J'ai des difficultés pour afficher une pastille sur l'icône de Twitter. 
Je voudrais qu'elle m'annonce s'il y a des tweets à lire et combien. Du coup j'ai activé les notifications, le centre de notification, les bannières et les pastilles. Dans l'app j'ai bien l'option pastille activée et j'ai choisi d'activer les notifications de plusieurs de mes abonnements. 
S'il y a de nouveaux tweets je les vois dans le centre de notification mais pas de pastilles. 

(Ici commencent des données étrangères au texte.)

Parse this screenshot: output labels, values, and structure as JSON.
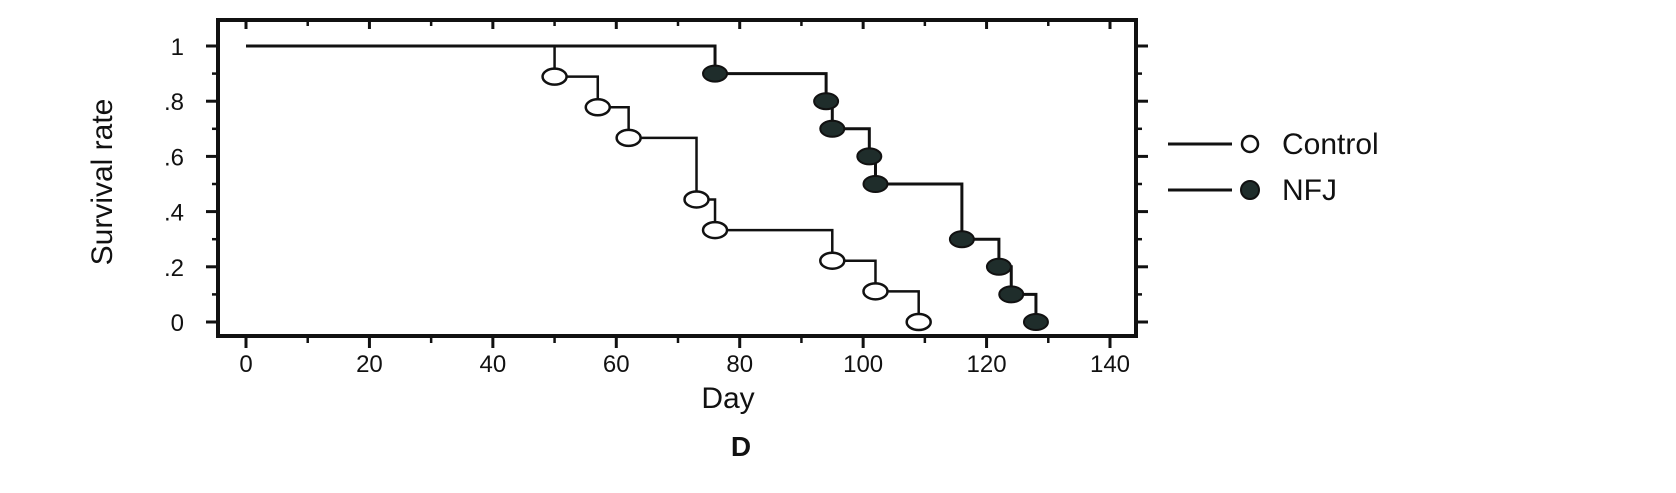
{
  "chart_data": {
    "type": "line",
    "xlabel": "Day",
    "ylabel": "Survival rate",
    "panel_label": "D",
    "xlim": [
      0,
      140
    ],
    "ylim": [
      0,
      1
    ],
    "x_ticks": [
      0,
      20,
      40,
      60,
      80,
      100,
      120,
      140
    ],
    "x_tick_labels": [
      "0",
      "20",
      "40",
      "60",
      "80",
      "100",
      "120",
      "140"
    ],
    "y_ticks": [
      0,
      0.2,
      0.4,
      0.6,
      0.8,
      1
    ],
    "y_tick_labels": [
      "0",
      ".2",
      ".4",
      ".6",
      ".8",
      "1"
    ],
    "grid": false,
    "legend_position": "right",
    "series": [
      {
        "name": "Control",
        "marker": "open-circle",
        "color": "#ffffff",
        "line_color": "#111111",
        "x": [
          0,
          50,
          57,
          62,
          73,
          76,
          95,
          102,
          109
        ],
        "y": [
          1,
          0.889,
          0.778,
          0.667,
          0.444,
          0.333,
          0.222,
          0.111,
          0
        ],
        "markers_at": [
          1,
          2,
          3,
          4,
          5,
          6,
          7,
          8
        ]
      },
      {
        "name": "NFJ",
        "marker": "filled-circle",
        "color": "#1f2d2b",
        "line_color": "#111111",
        "x": [
          0,
          76,
          94,
          95,
          101,
          102,
          116,
          122,
          124,
          128
        ],
        "y": [
          1,
          0.9,
          0.8,
          0.7,
          0.6,
          0.5,
          0.3,
          0.2,
          0.1,
          0
        ],
        "markers_at": [
          1,
          2,
          3,
          4,
          5,
          6,
          7,
          8,
          9
        ]
      }
    ]
  }
}
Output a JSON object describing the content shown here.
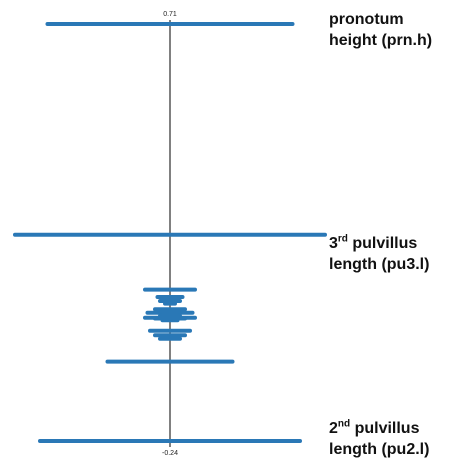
{
  "chart_data": {
    "type": "line",
    "orientation": "vertical",
    "top_value_label": "0.71",
    "bottom_value_label": "-0.24",
    "y_range": [
      -0.24,
      0.71
    ],
    "center_line_color": "#000000",
    "series_color": "#2a78b6",
    "series": [
      {
        "y": 0.71,
        "half_width": 0.49
      },
      {
        "y": 0.23,
        "half_width": 0.62
      },
      {
        "y": 0.105,
        "half_width": 0.1
      },
      {
        "y": 0.088,
        "half_width": 0.05
      },
      {
        "y": 0.079,
        "half_width": 0.04
      },
      {
        "y": 0.073,
        "half_width": 0.02
      },
      {
        "y": 0.06,
        "half_width": 0.06
      },
      {
        "y": 0.052,
        "half_width": 0.09
      },
      {
        "y": 0.048,
        "half_width": 0.03
      },
      {
        "y": 0.045,
        "half_width": 0.04
      },
      {
        "y": 0.041,
        "half_width": 0.1
      },
      {
        "y": 0.039,
        "half_width": 0.06
      },
      {
        "y": 0.035,
        "half_width": 0.03
      },
      {
        "y": 0.011,
        "half_width": 0.08
      },
      {
        "y": 0.001,
        "half_width": 0.06
      },
      {
        "y": -0.007,
        "half_width": 0.04
      },
      {
        "y": -0.059,
        "half_width": 0.25
      },
      {
        "y": -0.24,
        "half_width": 0.52
      }
    ],
    "annotations": [
      {
        "id": "prn-h",
        "line1": "pronotum",
        "line2": "height (prn.h)"
      },
      {
        "id": "pu3-l",
        "ordinal": "3",
        "suffix": "rd",
        "rest": " pulvillus",
        "line2": "length (pu3.l)"
      },
      {
        "id": "pu2-l",
        "ordinal": "2",
        "suffix": "nd",
        "rest": " pulvillus",
        "line2": "length (pu2.l)"
      }
    ]
  }
}
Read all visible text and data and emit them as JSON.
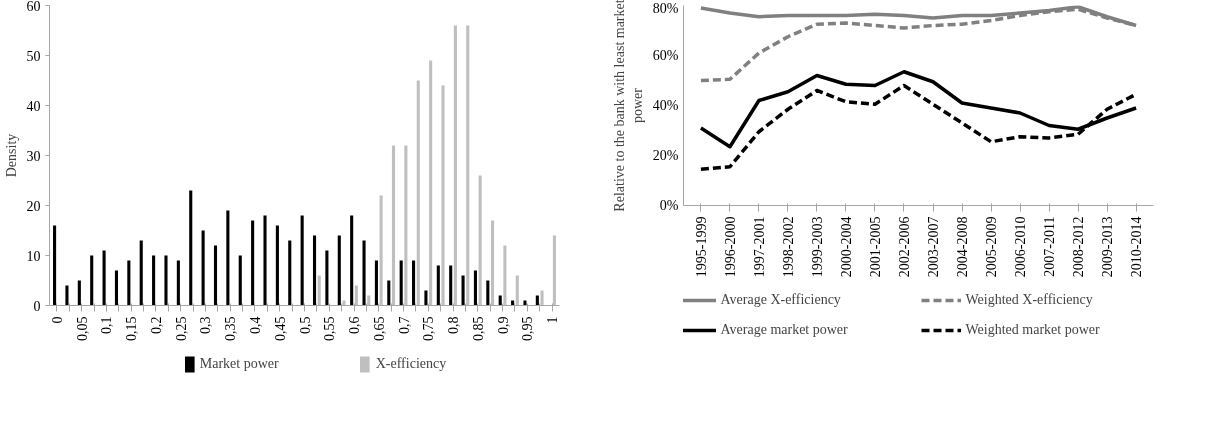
{
  "chart_data": [
    {
      "type": "bar",
      "ylabel": "Density",
      "categories": [
        "0",
        null,
        "0,05",
        null,
        "0,1",
        null,
        "0,15",
        null,
        "0,2",
        null,
        "0,25",
        null,
        "0,3",
        null,
        "0,35",
        null,
        "0,4",
        null,
        "0,45",
        null,
        "0,5",
        null,
        "0,55",
        null,
        "0,6",
        null,
        "0,65",
        null,
        "0,7",
        null,
        "0,75",
        null,
        "0,8",
        null,
        "0,85",
        null,
        "0,9",
        null,
        "0,95",
        null,
        "1"
      ],
      "series": [
        {
          "name": "Market power",
          "color": "#000000",
          "values": [
            16,
            4,
            5,
            10,
            11,
            7,
            9,
            13,
            10,
            10,
            9,
            23,
            15,
            12,
            19,
            10,
            17,
            18,
            16,
            13,
            18,
            14,
            11,
            14,
            18,
            13,
            9,
            5,
            9,
            9,
            3,
            8,
            8,
            6,
            7,
            5,
            2,
            1,
            1,
            2,
            0
          ]
        },
        {
          "name": "X-efficiency",
          "color": "#bfbfbf",
          "values": [
            0,
            0,
            0,
            0,
            0,
            0,
            0,
            0,
            0,
            0,
            0,
            0,
            0,
            0,
            0,
            0,
            0,
            0,
            0,
            0,
            0,
            6,
            0,
            1,
            4,
            2,
            22,
            32,
            32,
            45,
            49,
            44,
            56,
            56,
            26,
            17,
            12,
            6,
            0,
            3,
            14
          ]
        }
      ],
      "ylim": [
        0,
        60
      ],
      "yticks": [
        0,
        10,
        20,
        30,
        40,
        50,
        60
      ],
      "grid": false,
      "legend": "bottom"
    },
    {
      "type": "line",
      "ylabel": "Relative to the bank with least market power",
      "categories": [
        "1995-1999",
        "1996-2000",
        "1997-2001",
        "1998-2002",
        "1999-2003",
        "2000-2004",
        "2001-2005",
        "2002-2006",
        "2003-2007",
        "2004-2008",
        "2005-2009",
        "2006-2010",
        "2007-2011",
        "2008-2012",
        "2009-2013",
        "2010-2014"
      ],
      "series": [
        {
          "name": "Average X-efficiency",
          "color": "#808080",
          "line_style": "solid",
          "values": [
            79,
            77,
            75.5,
            76,
            76,
            76,
            76.5,
            76,
            75,
            76,
            76,
            77,
            78,
            79.5,
            75.5,
            72
          ]
        },
        {
          "name": "Weighted X-efficiency",
          "color": "#808080",
          "line_style": "dashed",
          "values": [
            50,
            50.5,
            61,
            67.5,
            72.5,
            73,
            72,
            71,
            72,
            72.5,
            74,
            76,
            77.5,
            78.5,
            75,
            72
          ]
        },
        {
          "name": "Average market power",
          "color": "#000000",
          "line_style": "solid",
          "values": [
            31,
            23.5,
            42,
            45.5,
            52,
            48.5,
            48,
            53.5,
            49.5,
            41,
            39,
            37,
            32,
            30.5,
            35,
            39
          ]
        },
        {
          "name": "Weighted market power",
          "color": "#000000",
          "line_style": "dashed",
          "values": [
            14.5,
            15.5,
            29.5,
            38.5,
            46,
            41.5,
            40.5,
            48,
            40.5,
            33,
            25.5,
            27.5,
            27,
            28.5,
            38.5,
            44.5
          ]
        }
      ],
      "ylim": [
        0,
        80
      ],
      "yticks": [
        {
          "value": 0,
          "label": "0%"
        },
        {
          "value": 20,
          "label": "20%"
        },
        {
          "value": 40,
          "label": "40%"
        },
        {
          "value": 60,
          "label": "60%"
        },
        {
          "value": 80,
          "label": "80%"
        }
      ],
      "grid": false,
      "legend": "bottom"
    }
  ]
}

J'ai viré l'app et remise, idem. 

Pouvez-vous m'aider ?

Merci.


----------



## Deleted member 18124 (1 Juin 2015)

Bonjour,

Les notifications de l'application Twitter fonctionnent pour les notifications reçues dans cette application (nouvelles personnes qui te suivent, personnes qui ont retweeté un de tes tweets ou l'ont ajouté à leurs favoris,...) mais pas pour les nouveaux tweets à lire. Tu n'as donc la pastille rouge sur l'icône de l'application que dans le premier cas.


----------



## EboO (1 Juin 2015)

Bonjour,

Ceci explique mon problème. C'est dommage, du coup hormis les notifications dans le centre de notifications je n'ai pas de moyen de savoir s'il y a des nouveaux tweets ?
Merci pour la réponse en tout cas


----------



## Deleted member 18124 (1 Juin 2015)

EboO a dit:


> Bonjour,
> 
> Ceci explique mon problème. C'est dommage, du coup hormis les notifications dans le centre de notifications je n'ai pas de moyen de savoir s'il y a des nouveaux tweets ?
> Merci pour la réponse en tout cas



A part lancer l'application, non.


----------



## EboO (1 Juin 2015)

Bon c'est clair comme ça. 

Encore merci.


----------